Operating earnings in the fiscal 2006 fourth quarter gained 53.1% to $571 million versus $373 million for the fourth quarter of fiscal 2005. For the last fiscal year, operating earnings were $649 million versus an operating loss of $142 million for the previous period.

THE FIX: Improved shopper experience ups comps

Of course, any observer has to take into consideration special financial circumstances. Fiscal 2006 operating earnings were positively impacted by $96 million from gains on property sales, slightly offset by restructuring and other charges. In fiscal 2005, operating earnings were negatively impacted by $410 million in costs relating to the merger of the company, as well as $58 million of costs and charges relating to contract settlement fees, restructuring and other charges.

Still, sales were trending up at last year’s end. Net sales gained 15.8% to $5.7 billion. In the full fiscal year, net sales advanced to $13 billion, up 15.2%.

Comparable-store sales for the Toys “R” Us’ U.S. division gained 0.6% in fiscal 2006, and that represents the division’s first comps increase in six years. Comps at Babies “R” Us were up 4.8% and those at Toys “R” Us international were up 2.6% for the fiscal year.

Jerry Storch, chairman and ceo of Toys “R” Us, said the company is “pleased with the strides we made in fiscal 2006 to improve at all levels of the organization and reposition the company for profitable growth over the long term.”

He said the company’s new management team has been focusing on executing a strategy that would turn the retailer into a global toy and baby products authority.

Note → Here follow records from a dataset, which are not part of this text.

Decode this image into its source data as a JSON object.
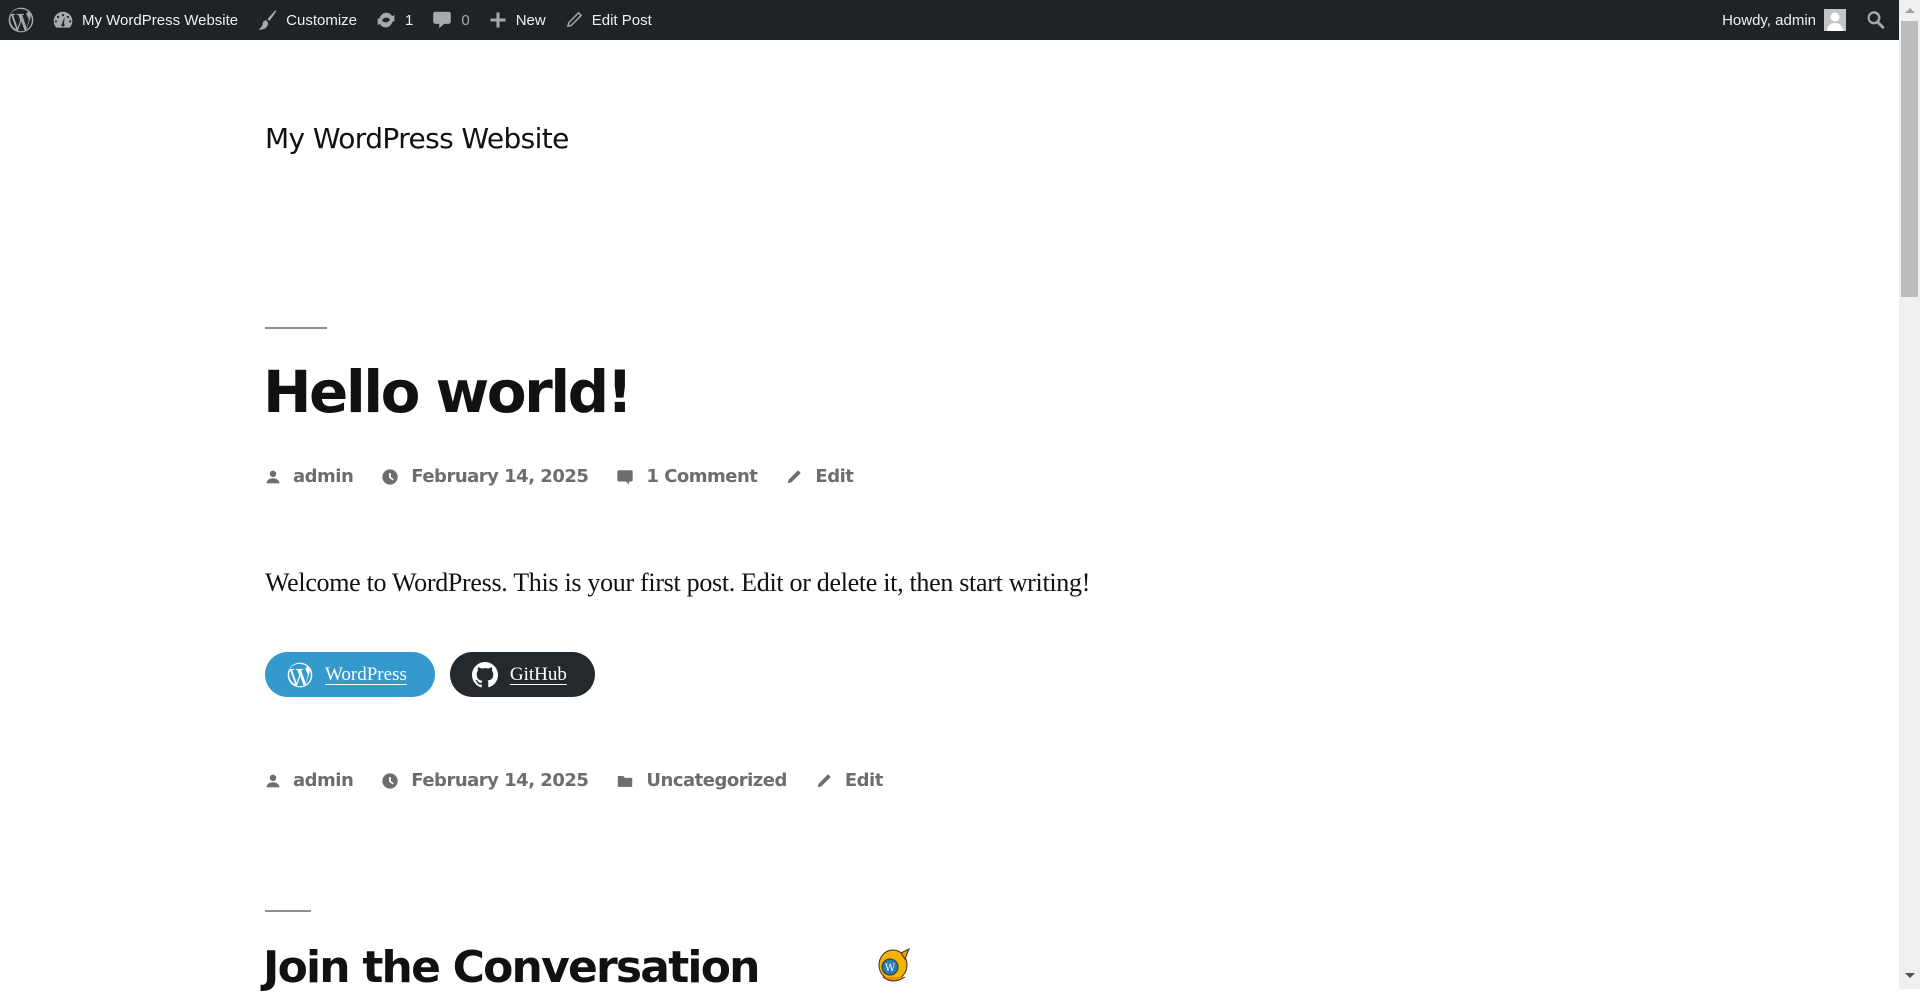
{
  "adminbar": {
    "wp_logo": "wordpress-logo-icon",
    "site_name": "My WordPress Website",
    "customize": "Customize",
    "updates_count": "1",
    "comments_count": "0",
    "new": "New",
    "edit_post": "Edit Post",
    "howdy": "Howdy, admin",
    "colors": {
      "background": "#1d2327",
      "text": "#f0f0f1",
      "icon": "#a7aaad"
    }
  },
  "site": {
    "title": "My WordPress Website"
  },
  "post": {
    "title": "Hello world!",
    "meta_top": {
      "author": "admin",
      "date": "February 14, 2025",
      "comments": "1 Comment",
      "edit": "Edit"
    },
    "content": "Welcome to WordPress. This is your first post. Edit or delete it, then start writing!",
    "social_links": [
      {
        "label": "WordPress",
        "icon": "wordpress-icon",
        "color": "#3499cd"
      },
      {
        "label": "GitHub",
        "icon": "github-icon",
        "color": "#24292d"
      }
    ],
    "meta_bottom": {
      "author": "admin",
      "date": "February 14, 2025",
      "category": "Uncategorized",
      "edit": "Edit"
    }
  },
  "comments": {
    "title": "Join the Conversation"
  }
}
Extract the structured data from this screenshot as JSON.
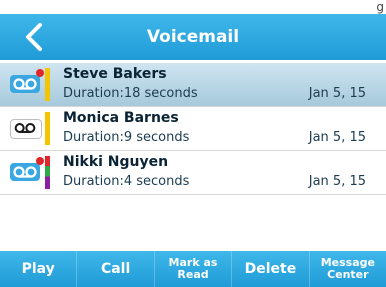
{
  "corner_text": "g",
  "header": {
    "title": "Voicemail",
    "back_icon": "chevron-left-icon"
  },
  "voicemails": [
    {
      "name": "Steve Bakers",
      "duration": "Duration:18 seconds",
      "date": "Jan 5, 15",
      "selected": true,
      "unread": true,
      "bar_color": "#f5c400"
    },
    {
      "name": "Monica Barnes",
      "duration": "Duration:9 seconds",
      "date": "Jan 5, 15",
      "selected": false,
      "unread": false,
      "bar_color": "#f5c400"
    },
    {
      "name": "Nikki Nguyen",
      "duration": "Duration:4 seconds",
      "date": "Jan 5, 15",
      "selected": false,
      "unread": true,
      "bar_color": "#8a1fa3"
    }
  ],
  "toolbar": {
    "play": "Play",
    "call": "Call",
    "mark_as_read": [
      "Mark as",
      "Read"
    ],
    "delete": "Delete",
    "message_center": [
      "Message",
      "Center"
    ]
  },
  "colors": {
    "accent": "#2aa6df",
    "selected_row": "#b9d7e6",
    "unread_dot": "#e0262a"
  }
}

“This translated into higher overall sales, positive comparable-store sales, improved gross margins and strong operating earnings growth for the 2006 fiscal year,” Storch asserted. “The key to our strategy has been improving the customer shopping experience in our stores. We are accomplishing this by delivering a more compelling merchandise selection, better service and a cleaner and more comfortable shopping environment.”